図7に示すように、搬入コンテナ領域2aは、コンテナターミナル1の外部から外来シャーシ8が搬入し、船舶へ積み込まれるコンテナを配置する領域である。また、搬出コンテナ領域2bは、船舶から積み卸しされ、外来シャーシ8がコンテナターミナル1の外部へ搬出するコンテナを配置する領域である。蔵置レーン2の海側を搬入コンテナ領域2aと陸側を搬出コンテナ領域2bとに大まかに区別して配置することでより荷役効率を上げることができる。
【0080】
往路11と復路12の両端部以外に、中間分岐器50としてシーサスクロッシング50を備えると、そのシーサスクロッシング50を境にして、環状路10を、カート9が搬入コンテナ領域2a内を環状に自走する搬入環状路10aと、カート9が搬出コンテナ領域2b内を環状に自走する搬出環状路10bとに分割することができる。
【0081】
ただし、ヤードクレーン6の走行路6bがレールの場合は、
図8に示すように、シーサスクロッシング50と、ヤードクレーン6の走行路6bとが交差するため、ヤードクレーン6の走行路6bをシーサスクロッシング50との交差で途切れるように形成する。また、走行路6bがレール以外の場合は、接続路14cを地面に埋設するように形成すればよい。
【0082】
例えば、事前に外部から搬入されたコンテナを搬入コンテナ領域2aに、また外部へ搬出されるコンテナを搬出コンテナ領域2bに蔵置しておくと、船舶にコンテナを積み込む場合、又は外来シャーシ8で搬出する場合に、荷役作業は搬入コンテナ領域2a、又は搬出コンテナ領域2b内でそれぞれ行われるため、一方で作業が行われている場合に、もう一方では作業が行われていない。
【0083】
そこで、上記の構成によれば、船舶にコンテナを積み込む場合、又は外来シャーシ8で搬出する場合に、カート9が搬入環状路10a又は搬出環状路10bのどちらか一方を環状に自走することで、カート9の走行距離を短くすることができる。
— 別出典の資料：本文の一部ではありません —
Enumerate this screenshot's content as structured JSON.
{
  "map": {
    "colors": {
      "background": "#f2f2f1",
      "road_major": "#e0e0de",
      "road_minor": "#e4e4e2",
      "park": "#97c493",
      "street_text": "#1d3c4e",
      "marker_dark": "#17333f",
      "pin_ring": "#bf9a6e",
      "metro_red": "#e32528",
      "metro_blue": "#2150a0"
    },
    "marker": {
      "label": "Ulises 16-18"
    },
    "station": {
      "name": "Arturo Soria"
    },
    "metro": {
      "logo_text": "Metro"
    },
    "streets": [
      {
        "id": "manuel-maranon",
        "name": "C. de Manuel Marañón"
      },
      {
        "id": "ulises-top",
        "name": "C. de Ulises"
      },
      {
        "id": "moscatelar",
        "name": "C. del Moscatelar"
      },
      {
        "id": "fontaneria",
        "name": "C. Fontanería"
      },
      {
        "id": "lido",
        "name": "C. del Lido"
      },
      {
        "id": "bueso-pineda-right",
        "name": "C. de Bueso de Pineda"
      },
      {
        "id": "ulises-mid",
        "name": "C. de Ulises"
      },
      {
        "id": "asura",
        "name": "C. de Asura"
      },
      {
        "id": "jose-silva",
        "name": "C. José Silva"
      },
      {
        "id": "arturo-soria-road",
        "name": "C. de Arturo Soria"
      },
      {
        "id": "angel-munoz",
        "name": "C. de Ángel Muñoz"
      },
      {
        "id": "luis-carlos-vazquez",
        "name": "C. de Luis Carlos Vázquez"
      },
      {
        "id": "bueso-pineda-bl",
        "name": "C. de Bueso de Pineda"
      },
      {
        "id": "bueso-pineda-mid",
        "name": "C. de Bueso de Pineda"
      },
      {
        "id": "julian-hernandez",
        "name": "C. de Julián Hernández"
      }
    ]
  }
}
これにより、カート9が環状に走行する時間を短縮すると共に、カート9の台数を少なくすることができ、コンテナターミナル1のコストを低減することができる。
【0084】
上記の構成は、例えば、外部から搬入されたコンテナを搬入コンテナ領域2aに、また、船舶から積み卸しされたコンテナを搬出コンテナ領域2bに蔵置するときには、第1の実施の形態と同様の環状路10として用いることができる。
【0085】
また、この実施の形態では、中間分岐器50としてシーサスクロッシング50を用いたが、この中間分岐器50を渡り線51のみで形成してもよい。その場合、カート9の自走方向を逆転する回数が多くなるが、中間分岐器50の構成を単純にすることができるので、コストを低減することができる。
【0086】
次に、本発明に係る第4の実施の形態のコンテナターミナルについて、
図9を参照しながら説明する。このコンテナターミナル70は、第1の実施の形態のコンテナターミナルを海陸方向と直交する方向に並べて配置すると共に、蔵置レーン2cと蔵置レーン2dとの間に二つの往路71aと71bと共有の復路72を配置する構成である。また、このコンテナターミナル70は、往路71a及び71bと、復路72の両端部に切換路73aと73b、分岐器74aと74b、及び共有分岐器75を備える。
【0087】
この切換路73aと73b、及び分岐器74aと74bの構成は第1の実施の形態の切換路と分岐器と同様の構成であり、共有分岐器75は、両開き分岐器、又は振り分け分岐器で形成され、切換路73aと73bの両方から復路72への進入を可能とする。
【0088】
上記の構成によれば、復路72を共有することができるので、蔵置レーン2cと蔵置レーン2dとの間を狭くすることができる。これにより、多くの蔵置レーン2cと2dをコンテナターミナル70に設けることができる。